No habrían pasado ni dos horas cuando despertó sobresaltado. El ventanuco estaba abierto, entraba frío y oyó unas pisadas que descendían por la escalera. Echó la luz y de un salto se levantó corriendo hacia la escalera y descendió. Revisó las estancias de la planta baja, no vio a nadie y la puerta de casa estaba cerrada, lo único extraño era que la voluminosa llave de hierro no estaba en la cerradura.
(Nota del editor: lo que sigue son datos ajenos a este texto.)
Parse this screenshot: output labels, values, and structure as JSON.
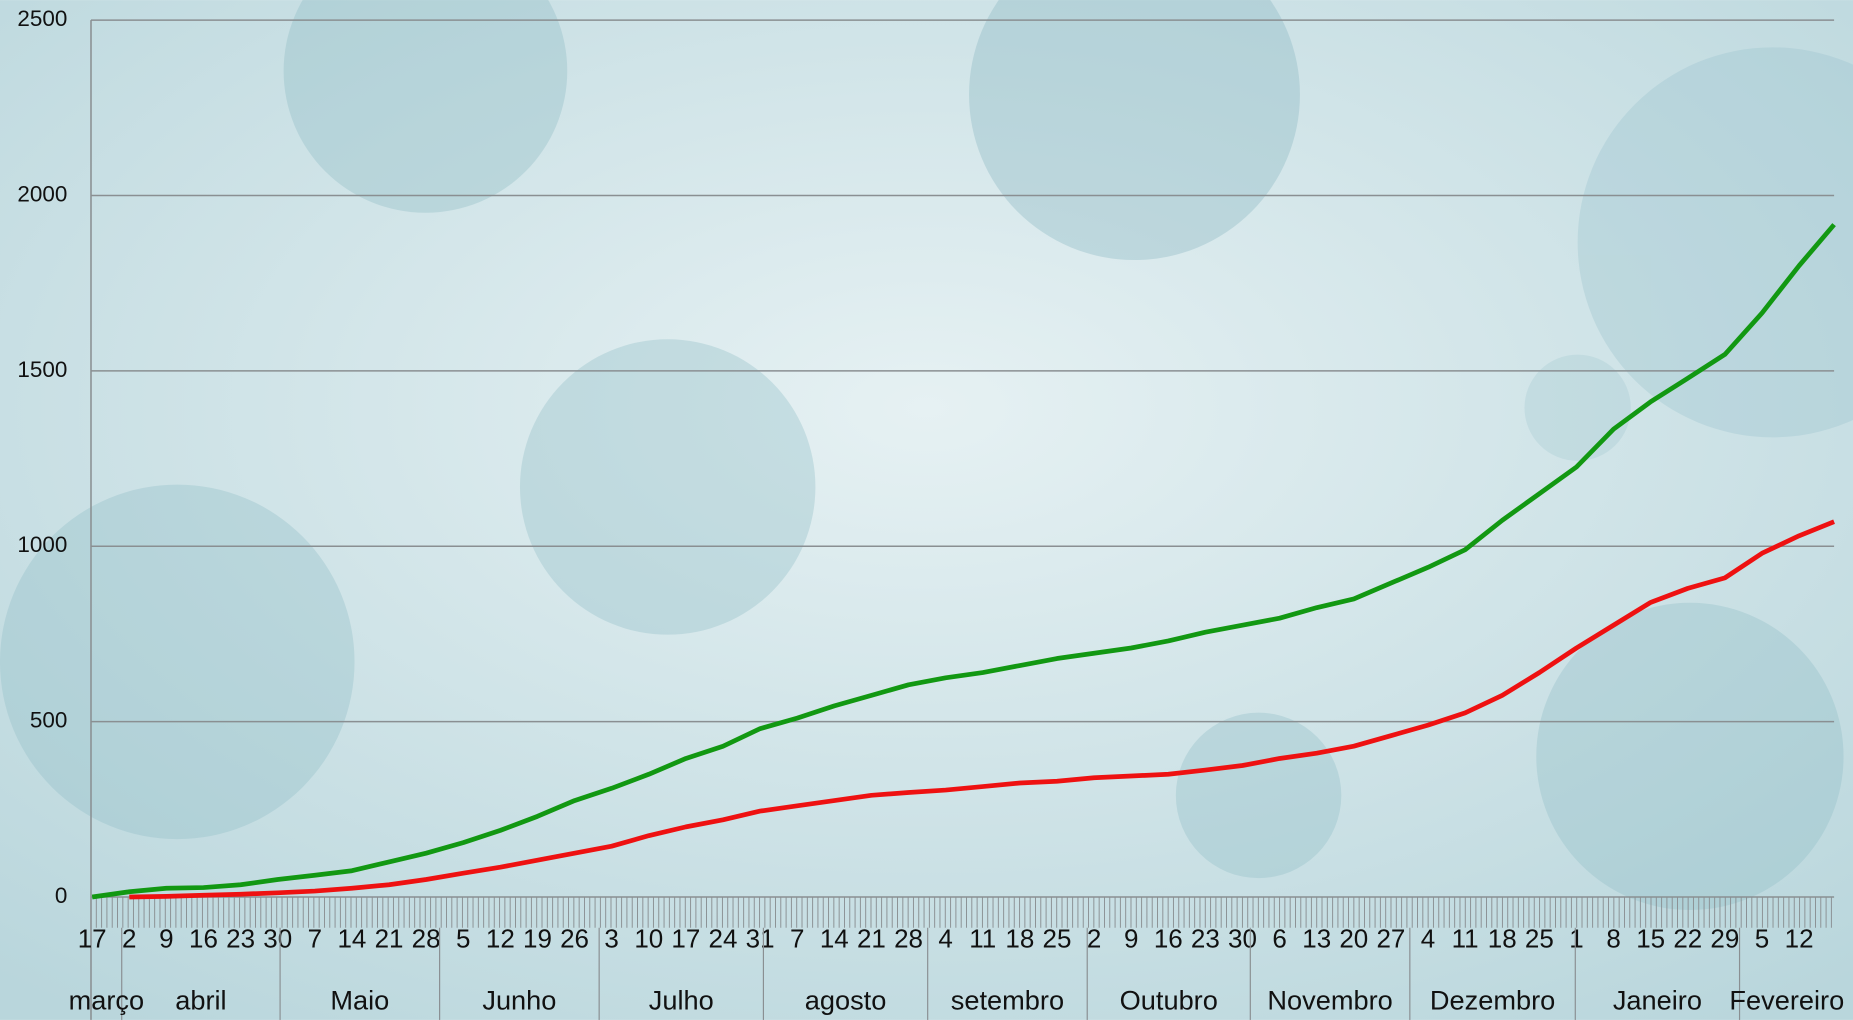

Pensó que alguien del pueblo le quería embromar y decidió no perder más tiempo, si había bromistas ya los pillaría. Volvió a la cama.

Al día siguiente buscó la llave y la encontró en una repisa de lo que el suponía cuadra. “Juraría que la dejé puesta en la cerradura”, quizá se había despistado.

Fue limpiando y habilitando la casa, quitó alguna gotera, fue blanqueando las paredes, ajustando puertas y ventanas, pero continuamente sucedían cosas que no controlaba. Se convenció que no era cosa de bromistas. Si pedía algo se lo daban o se lo prestaban. Eran amables, pero a su casa no subía nadie aunque les invitara. Siempre ponían excusas.

 Una sombra primero, ruidos, cosas caídas, cambiadas de sitio, en una ocasión le pareció ver cruzar una silueta de hombre con un uniforme antiguo.

Se armó de valor y un día subió a la falsa. Le llamó la atención un baúl en un rincón. Lo abrió y entre libros desgastados descubrió un álbum de fotos en blanco y negro de una boda. La pareja sonriente se miraba a los ojos, ella de blanco, él con uniforme. Reconoció al novio, era la sombra que deambulaba triste y pesarosa por la casa.